All payroll taxes are, however, “job-killers” since they reduce the ability of
businesses to hire workers. Businesses can only hire workers if the financial
contribution from the work they do is greater than the cost in wages and
related taxes that have to be paid.
7. How can
hospitals best be financed e.g. a fixed annual amount or variable amount depending on
the output—patients treated, procedures done etc.--or a combination of these? Currently, there appears
insufficient motivation for hospitals to work on reducing wait times. In a
recent article by Tom Blackwell,[4] a
doctor notes that a speedier, “less risky treatment, ‘offers very little
advantage’ for its finite annual budget.It’s even a hindrance because the
faster you get someone out, the faster you get someone else in, and then they
occur new costs”. This shocking quote suggests that some part of hospital
funding ought to be related to success in reducing waiting times (although not
at the cost of patient health).
These questions
are, no doubt, enough to show that there are plenty of questions the proposed
new research centre could focus on. Wouldn’t it be nice if some private
benefactor(s) could take the initiative and found such a centre?

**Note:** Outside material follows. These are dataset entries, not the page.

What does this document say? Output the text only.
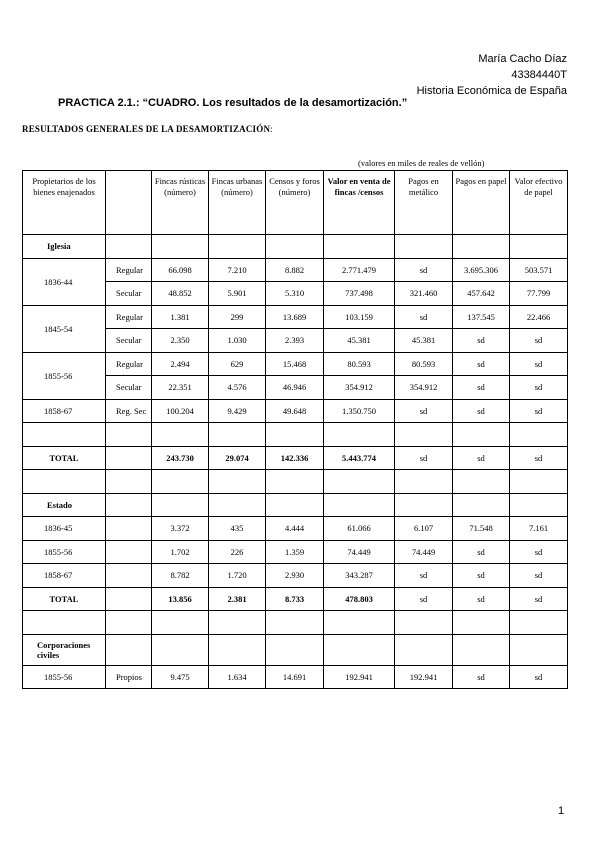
María Cacho Díaz
43384440T
Historia Económica de España
PRACTICA 2.1.: “CUADRO. Los resultados de la desamortización.”
RESULTADOS GENERALES DE LA DESAMORTIZACIÓN:
(valores en miles de reales de vellón)
Propietarios de los bienes enajenados		Fincas rústicas (número)	Fincas urbanas (número)	Censos y foros (número)	Valor en venta de fincas /censos	Pagos en metálico	Pagos en papel	Valor efectivo de papel
Iglesia								
1836-44	Regular	66.098	7.210	8.882	2.771.479	sd	3.695.306	503.571
	Secular	48.852	5.901	5.310	737.498	321.460	457.642	77.799
1845-54	Regular	1.381	299	13.689	103.159	sd	137.545	22.466
	Secular	2.350	1.030	2.393	45.381	45.381	sd	sd
1855-56	Regular	2.494	629	15.468	80.593	80.593	sd	sd
	Secular	22.351	4.576	46.946	354.912	354.912	sd	sd
1858-67	Reg. Sec	100.204	9.429	49.648	1.350.750	sd	sd	sd

TOTAL		243.730	29.074	142.336	5.443.774	sd	sd	sd

Estado								
1836-45		3.372	435	4.444	61.066	6.107	71.548	7.161
1855-56		1.702	226	1.359	74.449	74.449	sd	sd
1858-67		8.782	1.720	2.930	343.287	sd	sd	sd
TOTAL		13.856	2.381	8.733	478.803	sd	sd	sd

Corporaciones civiles								
1855-56	Propios	9.475	1.634	14.691	192.941	192.941	sd	sd
1
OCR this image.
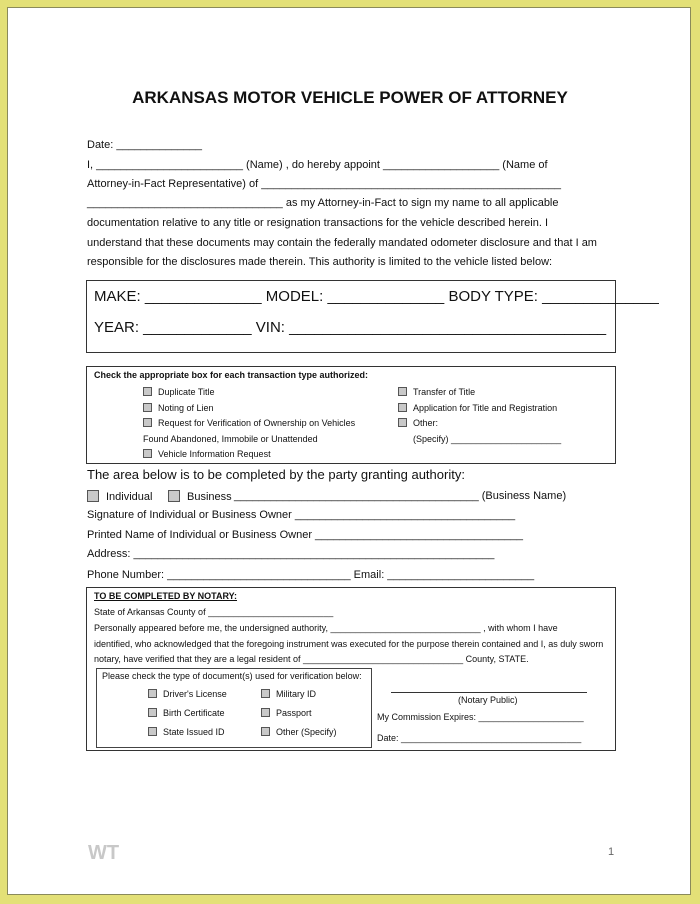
ARKANSAS MOTOR VEHICLE POWER OF ATTORNEY
Date: ______________
I, ________________________ (Name) , do hereby appoint ___________________ (Name of
Attorney-in-Fact Representative) of _________________________________________________
________________________________ as my Attorney-in-Fact to sign my name to all applicable
documentation relative to any title or resignation transactions for the vehicle described herein. I
understand that these documents may contain the federally mandated odometer disclosure and that I am
responsible for the disclosures made therein. This authority is limited to the vehicle listed below:
MAKE: ______________ MODEL: ______________ BODY TYPE: ______________
YEAR: _____________ VIN: ______________________________________
Check the appropriate box for each transaction type authorized:
Duplicate Title
Noting of Lien
Request for Verification of Ownership on Vehicles
Found Abandoned, Immobile or Unattended
Vehicle Information Request
Transfer of Title
Application for Title and Registration
Other:
(Specify) ______________________
The area below is to be completed by the party granting authority:
Individual	Business ________________________________________ (Business Name)
Signature of Individual or Business Owner ____________________________________
Printed Name of Individual or Business Owner __________________________________
Address: ___________________________________________________________
Phone Number: ______________________________ Email: ________________________
TO BE COMPLETED BY NOTARY:
State of Arkansas County of _________________________
Personally appeared before me, the undersigned authority, ______________________________ , with whom I have
identified, who acknowledged that the foregoing instrument was executed for the purpose therein contained and I, as duly sworn
notary, have verified that they are a legal resident of ________________________________ County, STATE.
Please check the type of document(s) used for verification below:
Driver's License
Birth Certificate
State Issued ID
Military ID
Passport
Other (Specify)
(Notary Public)
My Commission Expires: _____________________
Date: ____________________________________
WT	1
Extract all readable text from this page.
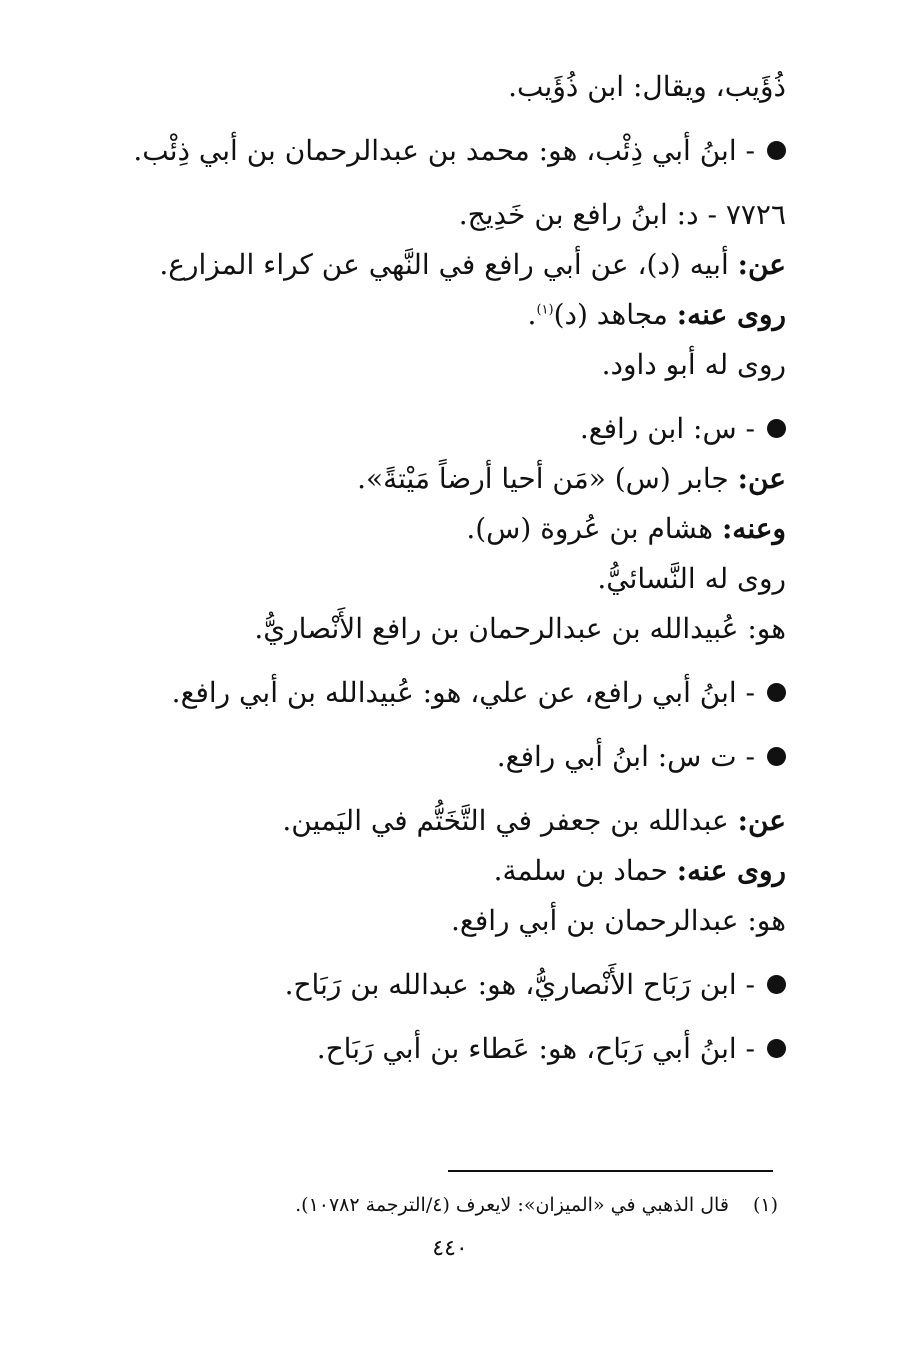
ذُؤَيب، ويقال: ابن ذُؤَيب.

- ابنُ أبي ذِئْب، هو: محمد بن عبدالرحمان بن أبي ذِئْب.

٧٧٢٦ - د: ابنُ رافع بن خَدِيج.

عن: أبيه (د)، عن أبي رافع في النَّهي عن كراء المزارع.

روى عنه: مجاهد (د)$^{(١)}$.

روى له أبو داود.

- س: ابن رافع.

عن: جابر (س) «مَن أحيا أرضاً مَيْتةً».

وعنه: هشام بن عُروة (س).

روى له النَّسائيُّ.

هو: عُبيدالله بن عبدالرحمان بن رافع الأَنْصاريُّ.

- ابنُ أبي رافع، عن علي، هو: عُبيدالله بن أبي رافع.

- ت س: ابنُ أبي رافع.

عن: عبدالله بن جعفر في التَّخَتُّم في اليَمين.

روى عنه: حماد بن سلمة.

هو: عبدالرحمان بن أبي رافع.

- ابن رَبَاح الأَنْصاريُّ، هو: عبدالله بن رَبَاح.

- ابنُ أبي رَبَاح، هو: عَطاء بن أبي رَبَاح.

(١)قال الذهبي في «الميزان»: لايعرف (٤/الترجمة ١٠٧٨٢).
٤٤٠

[1] Note, this “thought”. This posting is not the
result of a lot of expert research but merely gathering my thoughts as a
generalist economic thinker and “customer” of health care. Perhaps there are already such research
facilities available but the problem persists.
[2] Ake Blomqvist and Colin Busby, “Get Ottawa
out of health care”, National Post,
Apr. 14, 2014, p.A12.
[3] Of course, adequate licensing and supervision
of practitioners will have to be in place.